REITs
1. Definition
REITs (Real Estate Investment Trusts) are companies that own, operate, or finance income-producing real estate. * They are modeled after mutual funds, allowing individual investors to earn dividends from real estate investments without having to buy, manage, or finance any properties themselves.
2. The 90% Rule
To qualify as a REIT and avoid paying corporate income tax, a company must comply with strict rules, the most important being: * Payout: They must distribute at least 90% of their taxable income to shareholders annually in the form of dividends. * This structure makes REITs significantly higher-yielding than most regular stocks.
3. Types of REITs
- Equity REITs: Own and operate physical properties (Offices, Malls, Apartments). They generate income through collecting rent. (Most common).
- Mortgage REITs (mREITs): Provide financing for real estate by purchasing or originating mortgages.

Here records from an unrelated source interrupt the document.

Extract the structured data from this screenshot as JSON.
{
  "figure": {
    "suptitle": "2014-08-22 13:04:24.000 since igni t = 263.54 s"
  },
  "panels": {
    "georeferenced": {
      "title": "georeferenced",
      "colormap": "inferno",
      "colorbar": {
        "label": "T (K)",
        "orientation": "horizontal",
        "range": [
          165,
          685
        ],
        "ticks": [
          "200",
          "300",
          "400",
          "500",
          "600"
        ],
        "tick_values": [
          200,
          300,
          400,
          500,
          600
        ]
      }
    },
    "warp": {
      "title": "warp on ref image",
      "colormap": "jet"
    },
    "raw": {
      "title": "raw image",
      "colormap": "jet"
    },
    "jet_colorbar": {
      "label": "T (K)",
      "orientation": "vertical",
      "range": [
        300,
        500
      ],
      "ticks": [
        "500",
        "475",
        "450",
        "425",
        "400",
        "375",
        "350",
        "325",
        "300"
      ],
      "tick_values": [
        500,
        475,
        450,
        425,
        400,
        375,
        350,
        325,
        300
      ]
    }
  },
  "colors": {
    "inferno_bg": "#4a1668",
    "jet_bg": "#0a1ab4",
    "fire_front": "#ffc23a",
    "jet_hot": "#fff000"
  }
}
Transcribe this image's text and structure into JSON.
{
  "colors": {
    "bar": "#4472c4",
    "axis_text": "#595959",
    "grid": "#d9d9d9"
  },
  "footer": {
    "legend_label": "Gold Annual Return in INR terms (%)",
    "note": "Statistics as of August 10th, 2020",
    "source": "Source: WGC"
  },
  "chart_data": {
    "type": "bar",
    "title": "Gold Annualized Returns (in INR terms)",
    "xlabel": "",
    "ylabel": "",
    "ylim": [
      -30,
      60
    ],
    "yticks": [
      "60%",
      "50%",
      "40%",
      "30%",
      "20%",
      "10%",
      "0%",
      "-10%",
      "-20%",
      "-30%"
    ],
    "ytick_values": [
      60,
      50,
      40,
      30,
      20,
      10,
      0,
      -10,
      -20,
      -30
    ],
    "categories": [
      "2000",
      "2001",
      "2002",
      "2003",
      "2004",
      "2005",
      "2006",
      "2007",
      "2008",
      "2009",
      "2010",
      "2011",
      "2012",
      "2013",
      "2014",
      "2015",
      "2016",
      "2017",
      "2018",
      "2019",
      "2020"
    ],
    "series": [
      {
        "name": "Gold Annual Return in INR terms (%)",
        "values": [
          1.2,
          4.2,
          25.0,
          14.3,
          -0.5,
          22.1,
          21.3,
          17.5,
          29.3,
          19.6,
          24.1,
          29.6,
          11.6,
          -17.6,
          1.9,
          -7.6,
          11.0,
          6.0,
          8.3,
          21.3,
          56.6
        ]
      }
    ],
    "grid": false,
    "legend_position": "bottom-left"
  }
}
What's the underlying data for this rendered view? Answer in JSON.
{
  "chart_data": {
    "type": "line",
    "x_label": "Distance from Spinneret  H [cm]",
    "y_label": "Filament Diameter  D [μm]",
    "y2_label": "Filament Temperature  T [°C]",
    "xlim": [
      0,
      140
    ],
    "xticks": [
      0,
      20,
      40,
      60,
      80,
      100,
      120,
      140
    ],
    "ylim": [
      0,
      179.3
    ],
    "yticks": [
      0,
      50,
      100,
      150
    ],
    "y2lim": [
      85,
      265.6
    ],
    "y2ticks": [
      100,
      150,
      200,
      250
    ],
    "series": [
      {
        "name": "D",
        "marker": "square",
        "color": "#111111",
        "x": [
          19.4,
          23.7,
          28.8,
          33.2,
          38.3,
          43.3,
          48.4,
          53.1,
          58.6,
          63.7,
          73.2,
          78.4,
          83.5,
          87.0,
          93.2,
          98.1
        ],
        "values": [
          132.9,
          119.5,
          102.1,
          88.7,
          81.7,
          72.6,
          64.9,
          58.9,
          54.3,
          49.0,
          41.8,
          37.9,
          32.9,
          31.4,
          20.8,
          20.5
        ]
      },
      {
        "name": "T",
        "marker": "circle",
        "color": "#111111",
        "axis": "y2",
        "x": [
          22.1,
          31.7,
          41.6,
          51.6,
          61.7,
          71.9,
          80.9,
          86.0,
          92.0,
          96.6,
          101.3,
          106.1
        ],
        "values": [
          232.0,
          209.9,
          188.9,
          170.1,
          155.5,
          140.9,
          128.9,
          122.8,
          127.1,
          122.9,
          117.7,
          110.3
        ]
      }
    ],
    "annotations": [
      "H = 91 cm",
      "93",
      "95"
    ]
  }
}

They earn income from the interest on these loans.
- Hybrid REITs: A combination of both.
4. Why Invest?
- Liquidity: Unlike physical real estate, REIT shares can be easily bought and sold on major stock exchanges.
- Diversification: They offer exposure to the real estate market, which often has a low correlation with other equities, helping to balance a portfolio.
- Inflation Hedge: Rents and property values tend to increase during periods of inflation.